ECLI:NL:CRVB:2024:2351
Centrale Raad van Beroep
- Hoger beroep
- Rechtspraak.nl
Afwijzing verzoek om terug te komen van het besluit tot weigering dubbele kinderbijslag met terugwerkende kracht toe te kennen
In deze uitspraak van de Centrale Raad van Beroep wordt het verzoek van appellante om terug te komen van een eerder besluit van de Sociale Verzekeringsbank (Svb) behandeld. Appellante had verzocht om dubbele kinderbijslag met terugwerkende kracht voor haar dochter, maar de Svb had dit verzoek afgewezen. De Raad oordeelt dat er geen nieuw gebleken feiten of veranderde omstandigheden zijn die de afwijzing van het verzoek onredelijk maken. De Svb had eerder dubbele kinderbijslag toegekend vanaf het tweede kwartaal van 2022, maar appellante wilde dat deze kinderbijslag met terugwerkende kracht voor een langere periode werd toegekend.
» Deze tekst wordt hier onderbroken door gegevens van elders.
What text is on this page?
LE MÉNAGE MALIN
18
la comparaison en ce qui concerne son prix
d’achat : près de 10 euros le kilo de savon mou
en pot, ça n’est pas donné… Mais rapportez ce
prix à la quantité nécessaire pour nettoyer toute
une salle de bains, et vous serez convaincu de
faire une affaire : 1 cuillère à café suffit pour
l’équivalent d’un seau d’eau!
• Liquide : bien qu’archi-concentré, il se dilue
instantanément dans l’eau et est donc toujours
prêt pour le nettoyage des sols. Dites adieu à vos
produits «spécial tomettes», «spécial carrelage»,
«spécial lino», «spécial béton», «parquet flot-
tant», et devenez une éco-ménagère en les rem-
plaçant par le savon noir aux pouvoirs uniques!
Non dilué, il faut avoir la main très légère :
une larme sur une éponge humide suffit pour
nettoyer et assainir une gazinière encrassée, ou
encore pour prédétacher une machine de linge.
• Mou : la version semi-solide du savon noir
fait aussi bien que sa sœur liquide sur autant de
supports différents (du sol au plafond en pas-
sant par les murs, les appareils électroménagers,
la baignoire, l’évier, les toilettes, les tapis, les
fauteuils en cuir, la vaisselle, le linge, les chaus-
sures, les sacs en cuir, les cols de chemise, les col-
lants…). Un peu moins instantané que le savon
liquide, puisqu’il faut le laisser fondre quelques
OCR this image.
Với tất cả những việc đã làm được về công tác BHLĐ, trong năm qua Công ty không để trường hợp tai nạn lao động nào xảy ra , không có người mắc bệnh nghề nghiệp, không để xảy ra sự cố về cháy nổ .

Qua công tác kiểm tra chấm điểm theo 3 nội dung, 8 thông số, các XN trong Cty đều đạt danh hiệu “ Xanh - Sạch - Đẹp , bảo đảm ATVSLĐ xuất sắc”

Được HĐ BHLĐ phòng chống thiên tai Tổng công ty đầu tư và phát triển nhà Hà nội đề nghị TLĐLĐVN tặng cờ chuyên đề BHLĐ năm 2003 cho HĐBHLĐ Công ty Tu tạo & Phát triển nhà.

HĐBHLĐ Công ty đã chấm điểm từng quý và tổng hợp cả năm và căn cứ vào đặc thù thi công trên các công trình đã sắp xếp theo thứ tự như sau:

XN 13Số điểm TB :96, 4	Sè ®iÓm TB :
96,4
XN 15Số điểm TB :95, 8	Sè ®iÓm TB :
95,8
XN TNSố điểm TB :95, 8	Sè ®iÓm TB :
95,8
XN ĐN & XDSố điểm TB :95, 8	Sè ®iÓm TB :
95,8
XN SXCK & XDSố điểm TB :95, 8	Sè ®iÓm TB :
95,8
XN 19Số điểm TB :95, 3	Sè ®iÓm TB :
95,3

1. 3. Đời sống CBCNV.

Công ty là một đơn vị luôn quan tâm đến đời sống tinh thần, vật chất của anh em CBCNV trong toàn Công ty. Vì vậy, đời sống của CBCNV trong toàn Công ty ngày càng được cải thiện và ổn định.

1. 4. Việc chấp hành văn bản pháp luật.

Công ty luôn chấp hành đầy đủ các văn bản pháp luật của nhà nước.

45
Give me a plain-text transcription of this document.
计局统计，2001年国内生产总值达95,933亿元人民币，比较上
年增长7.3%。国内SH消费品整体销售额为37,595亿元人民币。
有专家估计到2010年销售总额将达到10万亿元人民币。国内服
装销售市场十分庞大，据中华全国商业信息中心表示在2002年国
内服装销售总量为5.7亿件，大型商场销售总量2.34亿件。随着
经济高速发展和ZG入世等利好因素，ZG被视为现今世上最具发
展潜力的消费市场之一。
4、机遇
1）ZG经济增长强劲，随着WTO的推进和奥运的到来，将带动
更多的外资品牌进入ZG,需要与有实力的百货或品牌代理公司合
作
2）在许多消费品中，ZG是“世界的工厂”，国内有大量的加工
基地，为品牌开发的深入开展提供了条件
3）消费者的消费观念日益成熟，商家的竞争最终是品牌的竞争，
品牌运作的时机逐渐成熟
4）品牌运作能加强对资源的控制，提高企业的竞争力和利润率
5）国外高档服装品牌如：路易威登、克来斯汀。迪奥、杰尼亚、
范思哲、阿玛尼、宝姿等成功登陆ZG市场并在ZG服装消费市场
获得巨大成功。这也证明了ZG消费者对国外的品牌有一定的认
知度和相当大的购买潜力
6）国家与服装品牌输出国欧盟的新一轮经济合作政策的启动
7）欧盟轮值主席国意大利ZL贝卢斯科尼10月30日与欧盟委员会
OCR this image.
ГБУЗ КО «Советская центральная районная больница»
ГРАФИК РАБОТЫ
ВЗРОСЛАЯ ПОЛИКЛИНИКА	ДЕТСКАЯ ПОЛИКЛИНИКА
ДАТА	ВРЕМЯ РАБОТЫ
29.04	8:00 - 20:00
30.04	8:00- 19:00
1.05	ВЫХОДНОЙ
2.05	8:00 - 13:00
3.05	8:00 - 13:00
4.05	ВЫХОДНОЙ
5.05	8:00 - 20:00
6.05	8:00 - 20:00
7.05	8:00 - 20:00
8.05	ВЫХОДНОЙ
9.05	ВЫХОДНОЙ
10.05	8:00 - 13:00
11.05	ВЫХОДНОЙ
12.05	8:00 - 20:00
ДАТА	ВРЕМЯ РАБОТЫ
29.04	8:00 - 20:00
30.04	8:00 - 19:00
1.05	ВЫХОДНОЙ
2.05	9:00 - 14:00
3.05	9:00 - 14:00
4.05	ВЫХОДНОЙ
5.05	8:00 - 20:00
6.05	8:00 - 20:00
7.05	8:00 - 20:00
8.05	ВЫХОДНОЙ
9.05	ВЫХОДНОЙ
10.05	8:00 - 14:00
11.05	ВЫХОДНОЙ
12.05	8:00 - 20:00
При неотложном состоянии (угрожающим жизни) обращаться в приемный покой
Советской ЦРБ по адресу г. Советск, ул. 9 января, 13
De Raad bevestigt de uitspraak van de rechtbank Noord-Holland, die het beroep van appellante tegen de afwijzing van de Svb ongegrond had verklaard. De Raad stelt vast dat de Svb de aanvraag als een herhaalde aanvraag heeft beoordeeld en dat de afwijzing van het herzieningsverzoek terecht was. De Raad concludeert dat de wetgeving omtrent de kinderbijslag dwingend is en dat er geen ruimte is voor afwijkingen in de situatie van appellante. De uitspraak bevestigt dat appellante geen recht heeft op vergoeding van proceskosten of griffierecht, omdat het hoger beroep niet slaagde.